A: You do not indicate exactly what work the association is mandating. However, review the Residential Real Property Disclosure Report you should have received from the seller at the time the contract was executed. That report covers the most common defects associated with a property and requires the seller to disclose to the purchaser any known problems that may exist regarding the issues listed.

If the problem(s) you are writing about are covered in the report and the seller failed to disclose the defects, you may have a cause of action under 765 ILCS 77/35, the relevant Illinois statute.

Even if your issue(s) are not covered under one of the sections of the disclosure report, sellers are required to disclose any defects they are aware of to prospective purchasers. As a general rule, to prevail against a seller for defects discovered by the purchaser after a sale, the purchaser must establish that the defect existed prior to the sale and that the seller was aware of the defect.

Often in these lawsuits, the far more difficult hurdle is establishing the seller's knowledge of the defect. Given the association's letter sent prior to the sale informing the seller of the required work, establishing seller's knowledge should not be difficult.

I would start by obtaining at least two cost proposals to complete the work. Then, have either the attorney that represented your daughter with her purchase or another attorney who regularly practices real estate litigation write a letter to the seller's attorney (and seller if you know where he or she has moved) laying out your case and demanding that the cost of the work be covered by the seller. It never hurts to remind the seller that there is a provision in the contract that awards attorneys fees to a prevailing party in this type of litigation.

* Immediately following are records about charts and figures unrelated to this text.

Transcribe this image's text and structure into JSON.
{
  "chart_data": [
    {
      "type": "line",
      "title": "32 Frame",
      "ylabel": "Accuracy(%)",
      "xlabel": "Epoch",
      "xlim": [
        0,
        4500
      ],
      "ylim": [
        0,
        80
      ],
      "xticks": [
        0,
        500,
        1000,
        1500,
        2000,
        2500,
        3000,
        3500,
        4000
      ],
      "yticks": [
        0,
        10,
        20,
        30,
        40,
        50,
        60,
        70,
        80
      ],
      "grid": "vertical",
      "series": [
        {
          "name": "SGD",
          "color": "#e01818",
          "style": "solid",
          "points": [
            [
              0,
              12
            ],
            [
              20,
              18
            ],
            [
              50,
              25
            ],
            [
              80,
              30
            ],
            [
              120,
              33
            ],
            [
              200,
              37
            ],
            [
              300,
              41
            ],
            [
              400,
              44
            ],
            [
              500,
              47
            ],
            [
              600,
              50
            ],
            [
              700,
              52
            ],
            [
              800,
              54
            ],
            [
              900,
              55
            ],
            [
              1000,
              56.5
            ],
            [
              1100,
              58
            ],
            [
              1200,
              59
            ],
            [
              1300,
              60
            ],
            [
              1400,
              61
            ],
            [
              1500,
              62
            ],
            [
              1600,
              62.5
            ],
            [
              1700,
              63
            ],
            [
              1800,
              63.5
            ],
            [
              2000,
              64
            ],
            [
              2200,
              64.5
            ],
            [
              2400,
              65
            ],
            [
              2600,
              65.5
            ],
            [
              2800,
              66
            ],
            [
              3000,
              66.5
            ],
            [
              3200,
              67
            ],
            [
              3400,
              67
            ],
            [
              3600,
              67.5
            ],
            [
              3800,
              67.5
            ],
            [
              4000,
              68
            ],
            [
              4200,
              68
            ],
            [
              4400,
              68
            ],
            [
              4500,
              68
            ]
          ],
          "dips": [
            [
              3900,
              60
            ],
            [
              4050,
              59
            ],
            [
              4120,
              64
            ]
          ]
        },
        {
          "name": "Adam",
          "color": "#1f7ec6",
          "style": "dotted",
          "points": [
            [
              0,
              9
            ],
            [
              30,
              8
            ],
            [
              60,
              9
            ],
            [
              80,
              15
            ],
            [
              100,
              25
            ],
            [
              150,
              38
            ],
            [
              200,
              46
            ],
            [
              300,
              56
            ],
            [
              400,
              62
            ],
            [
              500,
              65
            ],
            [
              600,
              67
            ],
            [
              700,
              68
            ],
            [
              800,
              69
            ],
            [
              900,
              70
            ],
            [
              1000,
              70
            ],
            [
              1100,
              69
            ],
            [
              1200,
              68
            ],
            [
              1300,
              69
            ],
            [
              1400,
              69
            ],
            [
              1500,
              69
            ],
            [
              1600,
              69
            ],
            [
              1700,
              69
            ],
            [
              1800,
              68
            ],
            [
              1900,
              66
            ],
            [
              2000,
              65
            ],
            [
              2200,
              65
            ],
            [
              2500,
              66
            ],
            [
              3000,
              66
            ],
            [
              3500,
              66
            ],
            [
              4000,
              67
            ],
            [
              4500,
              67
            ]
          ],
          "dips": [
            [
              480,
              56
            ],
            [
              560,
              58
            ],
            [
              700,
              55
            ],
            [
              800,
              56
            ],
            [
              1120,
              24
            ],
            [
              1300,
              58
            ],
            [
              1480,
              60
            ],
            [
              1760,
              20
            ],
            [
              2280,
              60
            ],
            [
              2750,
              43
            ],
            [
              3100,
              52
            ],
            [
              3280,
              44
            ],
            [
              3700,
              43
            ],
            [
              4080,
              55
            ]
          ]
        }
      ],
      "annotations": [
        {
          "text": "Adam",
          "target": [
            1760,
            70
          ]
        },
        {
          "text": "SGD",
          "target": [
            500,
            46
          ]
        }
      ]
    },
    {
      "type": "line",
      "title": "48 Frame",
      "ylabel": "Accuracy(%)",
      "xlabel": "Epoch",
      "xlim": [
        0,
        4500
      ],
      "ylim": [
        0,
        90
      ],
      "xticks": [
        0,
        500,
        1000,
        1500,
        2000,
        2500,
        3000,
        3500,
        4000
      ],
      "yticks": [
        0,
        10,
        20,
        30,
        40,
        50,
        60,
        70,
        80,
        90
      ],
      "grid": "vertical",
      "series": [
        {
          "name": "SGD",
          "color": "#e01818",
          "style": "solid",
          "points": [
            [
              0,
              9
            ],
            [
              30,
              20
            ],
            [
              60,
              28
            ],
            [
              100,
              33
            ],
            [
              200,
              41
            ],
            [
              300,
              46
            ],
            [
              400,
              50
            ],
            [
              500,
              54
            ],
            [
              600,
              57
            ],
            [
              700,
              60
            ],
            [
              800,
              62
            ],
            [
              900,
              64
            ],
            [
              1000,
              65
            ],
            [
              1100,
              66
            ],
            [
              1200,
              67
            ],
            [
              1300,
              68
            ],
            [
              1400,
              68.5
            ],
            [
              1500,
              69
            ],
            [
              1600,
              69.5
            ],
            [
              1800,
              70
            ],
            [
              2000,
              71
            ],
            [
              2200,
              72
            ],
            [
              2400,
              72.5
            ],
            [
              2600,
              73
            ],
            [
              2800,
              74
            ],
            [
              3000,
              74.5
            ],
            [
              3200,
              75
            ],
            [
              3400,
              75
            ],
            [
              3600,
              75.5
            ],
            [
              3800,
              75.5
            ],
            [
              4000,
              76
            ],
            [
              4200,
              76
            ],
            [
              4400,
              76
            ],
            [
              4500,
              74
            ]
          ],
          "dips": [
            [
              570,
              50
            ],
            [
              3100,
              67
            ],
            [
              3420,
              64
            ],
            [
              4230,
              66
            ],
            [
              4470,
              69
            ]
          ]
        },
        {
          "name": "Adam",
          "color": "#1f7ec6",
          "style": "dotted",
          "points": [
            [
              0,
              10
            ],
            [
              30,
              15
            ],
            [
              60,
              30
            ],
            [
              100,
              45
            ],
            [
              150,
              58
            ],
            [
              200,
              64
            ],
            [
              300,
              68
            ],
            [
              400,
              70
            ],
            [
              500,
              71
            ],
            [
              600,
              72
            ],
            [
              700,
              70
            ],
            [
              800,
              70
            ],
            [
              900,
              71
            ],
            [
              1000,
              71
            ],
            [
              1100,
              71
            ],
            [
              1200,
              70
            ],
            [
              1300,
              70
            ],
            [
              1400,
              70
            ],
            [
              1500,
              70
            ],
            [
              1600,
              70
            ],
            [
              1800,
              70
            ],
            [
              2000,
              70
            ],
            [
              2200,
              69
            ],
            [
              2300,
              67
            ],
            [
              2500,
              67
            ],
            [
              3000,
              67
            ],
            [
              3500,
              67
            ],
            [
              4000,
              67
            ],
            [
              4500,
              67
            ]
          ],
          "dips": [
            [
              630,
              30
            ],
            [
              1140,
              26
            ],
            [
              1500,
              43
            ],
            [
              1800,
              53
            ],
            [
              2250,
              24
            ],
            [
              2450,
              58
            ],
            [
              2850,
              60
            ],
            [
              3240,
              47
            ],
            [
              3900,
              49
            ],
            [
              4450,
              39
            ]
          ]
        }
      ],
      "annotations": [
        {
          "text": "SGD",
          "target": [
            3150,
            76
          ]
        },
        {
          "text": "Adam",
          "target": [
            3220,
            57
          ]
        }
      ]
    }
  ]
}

Frankly, I would also have an issue with the homeowners association if the paid assessment letter produced by the association and provided to your daughter at closing made no reference to the required work. Associations generally provide much useful information in these required documents and disclosure of work required to be completed would sure seem to me to be a good way to avoid this type of problem.

Q: Over time, "investors" have taken over the board of my homeowners association. This past week the board sent a letter stating they have received a Letter of Intent from an outside investor to buy all 10 buildings that make up our condominium community.

The board has told us there will be a vote because it believes the offer is a good one. The offer may be slightly above market but not by that much. We have been told a vote of 75% would be needed to proceed. I think the group of investors may be looking to cash out as they have purchased units when prices were much lower.

My concern is I have put a lot of money into my unit and I like it. I don't want to be kicked out of the unit I purchased (and thought I owned … until now). It would cost a great deal more to live anywhere else close by. I am a senior and will be retiring at the end of this year.

The reason I'm writing to you is to ask if everything I've described sounds legal. I don't believe that 75% of the owners will vote to sell this time. However, I'm wondering if you see any legal options that would prevent me from being forced out now or in the future.

A: In Illinois, an individual condominium owner may be forced to sell his or her property if at least 75% of the unit owners vote in favor of the sale of all units to a bulk sale purchaser.

There are two important exceptions. One, your condominium governing documents (Declaration of Condominium and bylaws) may provide otherwise. If your governing documents require 85% approval for passage, that would control. Two, the city of Chicago recently passed a local ordinance requiring 85% approval for most bulk condo sales. I would suggest speaking to a real estate attorney who regularly practices in the area of condominium law for further advice.